が。アオは驚いた顔で瞬きを何度かした後、口元に手を当ててくすくす哀れみの笑みを浮かべて私を蔑む。






『ぷ、見て見て拓人。あの人なんにもない所で転んでるよ可哀想だねえ?』









カチン、と怒りのゴングが鳴って「はあ?」と言いながら、立ち上がりかけた所で故原くんが屈託のない笑顔でアオに言葉をぶつける。








『でもアオも今朝同じ所で転んでたじゃん』

『おま、あっ、こら、ばかぁああ・・・!拓人おまっ、ほんとに、ああ、ばかー・・・』







故原くんの言動にビクゥと肩を上げたアオ。噛み噛みになって慌てると耳を赤くして、悔しそうに私の様子を伺った。

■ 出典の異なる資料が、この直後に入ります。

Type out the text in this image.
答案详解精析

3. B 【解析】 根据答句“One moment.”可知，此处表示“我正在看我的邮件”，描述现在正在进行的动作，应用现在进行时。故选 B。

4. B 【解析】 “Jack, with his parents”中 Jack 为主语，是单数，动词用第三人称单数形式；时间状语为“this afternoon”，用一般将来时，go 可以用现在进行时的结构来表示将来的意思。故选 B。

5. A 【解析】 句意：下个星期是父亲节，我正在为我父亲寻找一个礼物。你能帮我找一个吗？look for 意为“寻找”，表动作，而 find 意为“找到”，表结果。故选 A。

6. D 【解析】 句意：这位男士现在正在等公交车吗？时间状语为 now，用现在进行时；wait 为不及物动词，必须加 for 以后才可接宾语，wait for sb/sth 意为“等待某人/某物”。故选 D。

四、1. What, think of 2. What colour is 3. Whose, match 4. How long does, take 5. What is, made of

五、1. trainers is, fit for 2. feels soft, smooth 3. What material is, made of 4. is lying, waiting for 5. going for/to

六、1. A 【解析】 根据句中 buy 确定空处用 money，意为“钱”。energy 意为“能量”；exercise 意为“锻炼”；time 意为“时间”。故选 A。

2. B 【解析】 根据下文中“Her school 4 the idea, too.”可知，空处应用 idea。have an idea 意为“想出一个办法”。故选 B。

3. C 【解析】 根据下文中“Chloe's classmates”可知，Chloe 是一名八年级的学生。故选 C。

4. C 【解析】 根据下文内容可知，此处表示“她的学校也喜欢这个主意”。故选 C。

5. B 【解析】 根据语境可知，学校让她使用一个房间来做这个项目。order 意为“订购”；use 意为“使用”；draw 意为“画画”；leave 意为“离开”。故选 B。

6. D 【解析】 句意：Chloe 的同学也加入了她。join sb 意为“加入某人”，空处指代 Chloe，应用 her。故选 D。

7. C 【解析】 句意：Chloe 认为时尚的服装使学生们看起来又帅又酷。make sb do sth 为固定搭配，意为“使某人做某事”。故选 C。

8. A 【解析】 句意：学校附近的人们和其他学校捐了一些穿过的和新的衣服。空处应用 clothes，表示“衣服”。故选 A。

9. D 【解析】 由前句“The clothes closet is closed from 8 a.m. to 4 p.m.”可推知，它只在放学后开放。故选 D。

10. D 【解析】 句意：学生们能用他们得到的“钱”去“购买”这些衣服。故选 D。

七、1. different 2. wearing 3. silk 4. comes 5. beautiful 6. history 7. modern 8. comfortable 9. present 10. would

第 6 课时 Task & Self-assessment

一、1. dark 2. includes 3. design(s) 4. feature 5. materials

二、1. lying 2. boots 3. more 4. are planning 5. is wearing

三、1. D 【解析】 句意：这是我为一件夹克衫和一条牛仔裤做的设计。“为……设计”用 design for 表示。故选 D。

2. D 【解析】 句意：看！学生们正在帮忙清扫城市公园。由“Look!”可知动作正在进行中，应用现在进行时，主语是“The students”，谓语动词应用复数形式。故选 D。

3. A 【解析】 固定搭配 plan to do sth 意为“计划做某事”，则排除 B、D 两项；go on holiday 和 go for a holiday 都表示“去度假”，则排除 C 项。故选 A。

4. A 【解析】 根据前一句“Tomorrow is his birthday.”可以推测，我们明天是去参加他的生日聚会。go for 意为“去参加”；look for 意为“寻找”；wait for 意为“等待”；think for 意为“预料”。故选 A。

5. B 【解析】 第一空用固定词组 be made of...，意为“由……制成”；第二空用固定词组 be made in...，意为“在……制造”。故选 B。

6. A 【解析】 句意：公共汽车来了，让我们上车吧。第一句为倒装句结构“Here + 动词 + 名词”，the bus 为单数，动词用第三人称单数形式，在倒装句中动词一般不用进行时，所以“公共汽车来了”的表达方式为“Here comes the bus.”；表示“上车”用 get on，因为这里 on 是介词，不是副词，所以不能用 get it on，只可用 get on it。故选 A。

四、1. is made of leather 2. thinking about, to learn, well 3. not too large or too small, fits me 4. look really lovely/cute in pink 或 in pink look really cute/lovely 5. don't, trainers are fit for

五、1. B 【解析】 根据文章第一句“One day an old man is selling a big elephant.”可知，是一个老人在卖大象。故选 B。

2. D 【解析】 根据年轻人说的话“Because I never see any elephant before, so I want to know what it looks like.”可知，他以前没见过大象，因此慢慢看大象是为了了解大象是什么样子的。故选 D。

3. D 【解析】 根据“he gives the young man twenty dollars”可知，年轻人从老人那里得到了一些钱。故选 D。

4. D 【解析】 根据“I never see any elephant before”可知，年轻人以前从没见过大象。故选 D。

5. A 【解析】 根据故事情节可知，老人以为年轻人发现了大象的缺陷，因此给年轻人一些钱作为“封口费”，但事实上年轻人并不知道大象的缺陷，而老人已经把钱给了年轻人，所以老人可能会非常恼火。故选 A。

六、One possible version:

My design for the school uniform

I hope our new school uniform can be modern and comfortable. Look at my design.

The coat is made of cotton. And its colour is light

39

私は怒りから一転、いや怒りも含めて。先程のアオと全く同じポーズをして彼に向かって、ぷすす、と蔑み笑う。







「あっれっれー?私は押されて転んだけど、君は“普通に”何も無い所で転んじゃったんだあ?」

『っ、』

「正真正銘の可哀想な人は誰だろうなあ?」

『うるせーぶわぁーか!』







アオは悔しそうに下唇を噛み締めていた。私の言葉にみるみると頬を染めて悔しさが爆発したのか私の頬を引っ張ってきた。